Il 2020 sarà per Matteo Salvini un anno cruciale. Non si finirà mai di riconoscere all’uomo la capacità di aver saputo intercettare sentimenti diffusi e del tutto ignorati o sottovalutati dalla classe politica. Tanto che gli italiani lo hanno abbondantemente premiato, facendo sì che la Lega raddoppiasse i consensi in un anno di governo e diventasse di gran lunga il primo partito nazionale. Il che è fondamentale in democrazia.
La nostra è però non solo una democrazia, ma anche (vivaddio!) una democrazia parlamentare e rappresentativa. E Salvini non ha ben calcolato che proprio la forza che su un altro tipo di democrazia, quella “diretta”, ha fondato il suo successo non si sarebbe fatta scrupoli nel cambiare alleato pur di rimanere al governo. Non c’è troppo da scandalizzarsi: la politica è questo ed è dettata in prima istanza dall’istinto di sopravvivenza! Forse, non è azzardato dire che quel che è mancato a Salvini sia stata proprio la cultura politica, la quale, d’altronde, si acquista solo con l’esperienza, e quindi anche attraverso momentanei fallimenti e “cadute” (e che è il necessario complemento del fiuto politico).
Salvini può farcela, ma deve muoversi, a mio avviso, lungo uno stretto sentiero. Spiego perché. È evidente, in linea generale, che la maggioranza degli italiani cerca un cambio radicale di marcia in politica: dal “vaffa” di Grillo alla “rottamazione” del primo Renzi fino appunto a Salvini, gli esempi dell’insoddisfazione dei nostri connazionali sono ormai diversi. Ma è anche certo che gli italiani, sul lungo periodo, oltre la sicurezza (fisica ed economica), cercano la rassicurazione e la tranquillità. Non siamo un popolo da “rivoluzioni”, come ben sapeva Leo Longanesi! Quindi, a mio modo di vedere, per la destra che voglia essere di governo, occorre una buona dose di moderazione ad integrazione del giusto radicalismo delle proposte. Una moderazione soprattutto nei toni e nel modo di porsi: si tratta quindi di una questione in prima istanza comunicativa.
Tenere insieme questa moderazione senza cedere minimamente sui punti di principio: è questo lo stretto crinale in cui bisognerà che la destra, e Salvini che ne è il legittimo leader in primis, si muovano sulla lunga distanza. Occorre coniugare, in altre parole, l’agenda strutturale-istituzionale con un rigoroso cambio di marcia sostanziale nella politica italiana. Occorre anche, contestualmente, tessere una rete di alleanze vere, sia all’interno che all’estero, perché la politica ha, machiavellicamente, anche questo connotato di gioco fra rapporti di forze.
Impresa non facile, ovviamente, e perciò parlavo di uno stretto crinale.

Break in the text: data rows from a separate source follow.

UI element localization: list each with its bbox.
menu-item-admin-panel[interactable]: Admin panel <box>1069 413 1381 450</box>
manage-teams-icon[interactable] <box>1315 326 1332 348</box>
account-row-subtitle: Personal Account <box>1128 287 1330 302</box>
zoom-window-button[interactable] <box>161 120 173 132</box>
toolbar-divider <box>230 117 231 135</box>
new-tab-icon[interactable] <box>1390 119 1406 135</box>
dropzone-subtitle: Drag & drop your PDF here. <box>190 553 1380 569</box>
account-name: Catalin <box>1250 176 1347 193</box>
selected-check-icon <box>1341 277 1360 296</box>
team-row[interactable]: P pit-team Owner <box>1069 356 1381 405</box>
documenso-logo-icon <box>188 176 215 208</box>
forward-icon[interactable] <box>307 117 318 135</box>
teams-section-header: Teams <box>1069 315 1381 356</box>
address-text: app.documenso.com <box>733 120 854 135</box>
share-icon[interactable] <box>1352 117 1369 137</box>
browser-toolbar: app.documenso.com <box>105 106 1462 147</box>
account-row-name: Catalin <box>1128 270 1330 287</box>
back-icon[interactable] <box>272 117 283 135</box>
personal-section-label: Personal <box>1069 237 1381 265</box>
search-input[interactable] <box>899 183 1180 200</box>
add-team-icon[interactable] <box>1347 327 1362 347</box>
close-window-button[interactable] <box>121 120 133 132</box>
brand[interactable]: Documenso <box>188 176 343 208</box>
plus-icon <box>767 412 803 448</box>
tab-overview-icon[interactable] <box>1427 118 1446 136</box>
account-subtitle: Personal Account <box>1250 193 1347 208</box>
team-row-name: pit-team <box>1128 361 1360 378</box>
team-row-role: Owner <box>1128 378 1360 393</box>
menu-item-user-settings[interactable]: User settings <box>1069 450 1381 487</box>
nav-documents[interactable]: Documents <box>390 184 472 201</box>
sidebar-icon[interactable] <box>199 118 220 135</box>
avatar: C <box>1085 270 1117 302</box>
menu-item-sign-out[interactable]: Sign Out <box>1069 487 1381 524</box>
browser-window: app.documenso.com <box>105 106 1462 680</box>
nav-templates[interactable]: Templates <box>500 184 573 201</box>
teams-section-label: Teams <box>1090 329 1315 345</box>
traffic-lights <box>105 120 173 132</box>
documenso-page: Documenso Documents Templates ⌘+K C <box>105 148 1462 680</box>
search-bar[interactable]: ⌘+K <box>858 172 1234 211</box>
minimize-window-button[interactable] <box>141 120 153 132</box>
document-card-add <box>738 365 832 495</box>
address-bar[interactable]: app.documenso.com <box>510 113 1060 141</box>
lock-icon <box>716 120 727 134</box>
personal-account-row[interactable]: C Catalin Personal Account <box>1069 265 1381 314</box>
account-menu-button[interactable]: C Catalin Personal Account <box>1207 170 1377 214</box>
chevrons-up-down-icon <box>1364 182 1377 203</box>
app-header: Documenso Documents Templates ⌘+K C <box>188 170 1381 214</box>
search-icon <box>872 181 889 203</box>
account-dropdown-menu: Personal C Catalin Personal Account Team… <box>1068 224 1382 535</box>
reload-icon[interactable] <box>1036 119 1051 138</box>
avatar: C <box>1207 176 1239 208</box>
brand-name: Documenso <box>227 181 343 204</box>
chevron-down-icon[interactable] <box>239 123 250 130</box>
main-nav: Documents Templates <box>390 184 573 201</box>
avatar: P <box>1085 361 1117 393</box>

Resa ancora più difficile dall’immaturità di molta parte della sinistra italiana, che è sempre alla ricerca di un avversario da delegittimare moralmente e che quindi userà a man basse questa arma. E a cui, proprio per questo, non gli si può offrire la testa sul piatto. In generale, l’impressione che io ho è che Salvini si stia muovendo nella giusta direzione. È vero che è stato l’unico leader italiano a non congratularsi con il Capo dello Stato per il discorso di fine anno (lo ha fatto persino Giorgia Meloni, che sta mostrando sempre più di sapersi ben muovere anche a livello internazionale). Ma, a ben pensarci, chiedergli di farlo, a tre mesi solo dal cambio di maggioranza governativa, era un po’ troppo.
Dire poi che Salvini abbia criticato il Presidente della Repubblica, pur non citandolo, nel suo discorso di fine anno via Facebook, mi sembra un processo alle intenzioni e una bolla mediatica creata ad arte! Anche verso papa Francesco, che è un’altra delle sue “bestie nere” (e non solo sua in verità), Salvini non ha infierito più di tanto per lo spiacevole episodio della reazione allo “strattonamento” che lo ha visto protagonista la notte di capodanno in Piazza San Pietro. Ha anzi usato le armi dell’ironia simpatica, fra l’altro in un contesto normalissimo di vacanza sulla neve con la giovane e simpatica Francesca Verdini (che fra l’altro contribuisce molto ad “umanizzare” in questo momento la sua immagine).
Come è ormai prassi nelle nostre democrazie mature, la battaglia politica si gioca molto anche sulla comunicazione. E su questo forse principalmente Salvini nel 2020 è aspettato al varco.